Es war wirklich am besten so, auch für Martin und Urilla, fand Irene nach kurzem Nachdenken. Je eher das Paar Molalla Spring wieder verließ, desto besser.

Nicht nur für die beiden.

»Kommst du mit uns?« fragte Urilla.

»Wie?« Irene blickte die Freundin fragend an.

»Urilla möchte wissen, ob du mit uns nach Abners Hope zurückkehrst«, erklärte Martin. »Wir würden uns sehr darüber freuen.«

»Ich weiß nicht«, sagte Irene zögernd.

Natürlich begrüßte sie die Gelegenheit, von dem Treck der Verdammten wegzukommen. Die Frage war nur, ob die Leute aus Greenbush sie so einfach gehen ließen. Sie und Jamie!

»Natürlich würden wir dir helfen, nach Kalifornien zu kommen, um Carl Dilger zu finden«, sagte Martin. »Sobald unser Kind da ist und sich die Indianerunruhen gelegt haben.«

»Ich überlege es mir«, erwiderte Irene.

*

Eine Stunde später rief das helle, fordernde Läuten der Kirchenglocke die Menschen zur Trauung zusammen. Und sie strömten in die große Kirche, den Mittelpunkt der Missionsstation.

Martin und Urilla, die sich umgezogen hatten und nun ihre besten Kleider trugen.

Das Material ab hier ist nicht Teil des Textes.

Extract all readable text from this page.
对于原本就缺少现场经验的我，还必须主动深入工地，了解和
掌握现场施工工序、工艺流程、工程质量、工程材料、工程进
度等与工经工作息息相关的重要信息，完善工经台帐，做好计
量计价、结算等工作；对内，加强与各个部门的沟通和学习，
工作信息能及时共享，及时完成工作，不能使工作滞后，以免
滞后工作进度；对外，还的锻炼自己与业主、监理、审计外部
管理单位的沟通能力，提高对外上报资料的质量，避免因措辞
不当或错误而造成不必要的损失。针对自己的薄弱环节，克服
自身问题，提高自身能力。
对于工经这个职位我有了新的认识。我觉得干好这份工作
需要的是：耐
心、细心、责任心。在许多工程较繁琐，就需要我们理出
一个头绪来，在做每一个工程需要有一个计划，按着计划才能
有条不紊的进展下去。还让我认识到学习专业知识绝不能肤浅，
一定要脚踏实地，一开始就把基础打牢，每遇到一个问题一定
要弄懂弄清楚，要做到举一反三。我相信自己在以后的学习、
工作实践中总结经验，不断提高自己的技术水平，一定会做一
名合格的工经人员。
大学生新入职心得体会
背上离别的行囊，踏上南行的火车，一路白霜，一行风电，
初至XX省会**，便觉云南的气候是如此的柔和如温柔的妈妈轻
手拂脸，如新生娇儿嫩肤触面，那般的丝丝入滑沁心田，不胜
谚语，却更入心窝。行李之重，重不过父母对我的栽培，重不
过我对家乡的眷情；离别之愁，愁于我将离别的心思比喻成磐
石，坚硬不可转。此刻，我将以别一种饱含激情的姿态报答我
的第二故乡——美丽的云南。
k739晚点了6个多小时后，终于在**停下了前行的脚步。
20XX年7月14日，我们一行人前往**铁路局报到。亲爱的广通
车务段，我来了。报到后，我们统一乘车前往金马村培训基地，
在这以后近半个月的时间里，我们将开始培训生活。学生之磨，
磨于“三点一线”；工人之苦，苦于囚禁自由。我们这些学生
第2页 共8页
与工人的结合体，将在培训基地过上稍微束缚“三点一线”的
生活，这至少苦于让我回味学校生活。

Martin einen dunklen Anzug, dem man bei näherer Betrachtung allerdings ansah, daß er schon viele Jahre auf dem Buckel hatte. Der sommersprossige Bauernsohn aus der Lüneburger Heide konnte nicht sein erster Besitzer sein.

Urillas hellblaues, rüschenverziertes Kleid stammte noch aus der Zeit als Saloongirl in Kansas City. Aber das sah man dem hochgeschlossenen, wirklich schönen Kleidungsstück nicht an.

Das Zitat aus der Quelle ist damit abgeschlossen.